As with the Summer of 2013, I still firmly believe that nobody who enjoys popsicles should be without Fany Gerson’s Paletas book. I have never made a recipe from the book that fell short of exceeding every expectation of what an ice pop could be. Each is awash in fresh ingredients, not too much sweetness, a perfect texture from the freezer (she credits the use of simple syrup), and a yield that’s downright magical, always filling my popsicle molds with no shortages or excess (how does she DO it?). These were no different, and they’re the prettiest ones yet. Don’t fight it: summer breakfast is served.
Yield: 10 popsicles from these molds, which hold about 1/3 cup liquid each
2 level cups fresh blackberries, or the berry of your choice
2 tablespoons (40 grams) honey
1/2 lemon or 1 small lime
1/2 cup (120 grams) water
1/2 cup (100 grams) granulated sugar
1 1/2 cups (340 grams) plain unsweetened Greek-style yogurt (1 cup fage = 227 grams)
If your berries are large, especially blackberries, cut them in half. Place berries in non-reactive (i.e. not aluminum or tin, which I suspect you weren’t using anyhow) bowl and squeeze 1 tablespoon lemon juice over it (save the peel; you’re about to use it). Add honey, stir to combine. Set aside.
Place lemon peel, water and sugar in a saucepan. Cook, stirring, until it comes to a boil and sugar has dissolved. Gently simmer for 5 minutes more. Strain out peel and chill syrup completely. You can do this in the fridge, but I find it much quicker to set the bowl of syrup in a larger bowl of ice water.
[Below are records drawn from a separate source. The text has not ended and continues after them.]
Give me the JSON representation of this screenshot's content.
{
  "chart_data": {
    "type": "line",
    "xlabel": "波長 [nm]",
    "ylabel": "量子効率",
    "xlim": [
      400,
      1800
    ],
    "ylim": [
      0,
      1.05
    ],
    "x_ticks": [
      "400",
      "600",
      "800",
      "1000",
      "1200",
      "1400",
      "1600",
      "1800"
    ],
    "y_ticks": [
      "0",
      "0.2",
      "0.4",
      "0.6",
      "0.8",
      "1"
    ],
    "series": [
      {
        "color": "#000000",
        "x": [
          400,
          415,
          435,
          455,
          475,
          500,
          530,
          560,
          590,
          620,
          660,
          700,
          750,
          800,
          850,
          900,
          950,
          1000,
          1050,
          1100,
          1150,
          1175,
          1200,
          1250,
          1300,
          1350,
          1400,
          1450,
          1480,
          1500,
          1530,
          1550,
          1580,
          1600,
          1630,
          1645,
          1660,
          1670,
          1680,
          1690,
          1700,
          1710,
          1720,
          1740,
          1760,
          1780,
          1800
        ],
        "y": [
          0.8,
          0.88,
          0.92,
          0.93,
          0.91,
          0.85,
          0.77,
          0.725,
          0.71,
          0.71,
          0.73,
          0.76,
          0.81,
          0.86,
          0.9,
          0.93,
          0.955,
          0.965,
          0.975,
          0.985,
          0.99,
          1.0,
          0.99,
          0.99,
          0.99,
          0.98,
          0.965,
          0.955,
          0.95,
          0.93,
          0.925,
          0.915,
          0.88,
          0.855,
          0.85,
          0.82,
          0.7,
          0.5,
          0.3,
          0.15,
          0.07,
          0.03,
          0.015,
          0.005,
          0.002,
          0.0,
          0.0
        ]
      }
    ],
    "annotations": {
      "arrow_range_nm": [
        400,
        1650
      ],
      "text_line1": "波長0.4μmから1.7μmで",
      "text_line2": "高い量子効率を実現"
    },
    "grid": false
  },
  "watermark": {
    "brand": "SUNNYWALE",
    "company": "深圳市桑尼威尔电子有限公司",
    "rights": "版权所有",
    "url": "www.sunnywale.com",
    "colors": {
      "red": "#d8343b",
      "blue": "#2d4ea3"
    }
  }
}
Within 15 minutes, it should be quite cold to the touch.
Whisk yogurt and chilled syrup together.
Place the berry mixture and any juices that have accumulated in a blender and whirl until desired texture. (I left a few tiny chunks throughout.) If you loathe the seeds from raspberries or blackberries, puree fully and press through a fine-mesh strainer to remove seeds. Assemble popsicles by alternating pouring a little of the yogurt mixture, then a little of the berry mixture into each popsicle mold, repeating as desired until you reach 1/4-inch from the tops (to leave room for expansion as they freeze). Use a skewer to lightly swirl the mixtures together.
If using conventional molds, snap on the lid and freeze until solid, 3 to 4 hours. If using glasses or other unconventional molds, freeze until the pops are beginning to set (45 minutes to 1 hour), then insert the sticks and freeze until solid, 3 to 4 hours. If using an instant ice pop maker, follow the manufacturer’s instructions.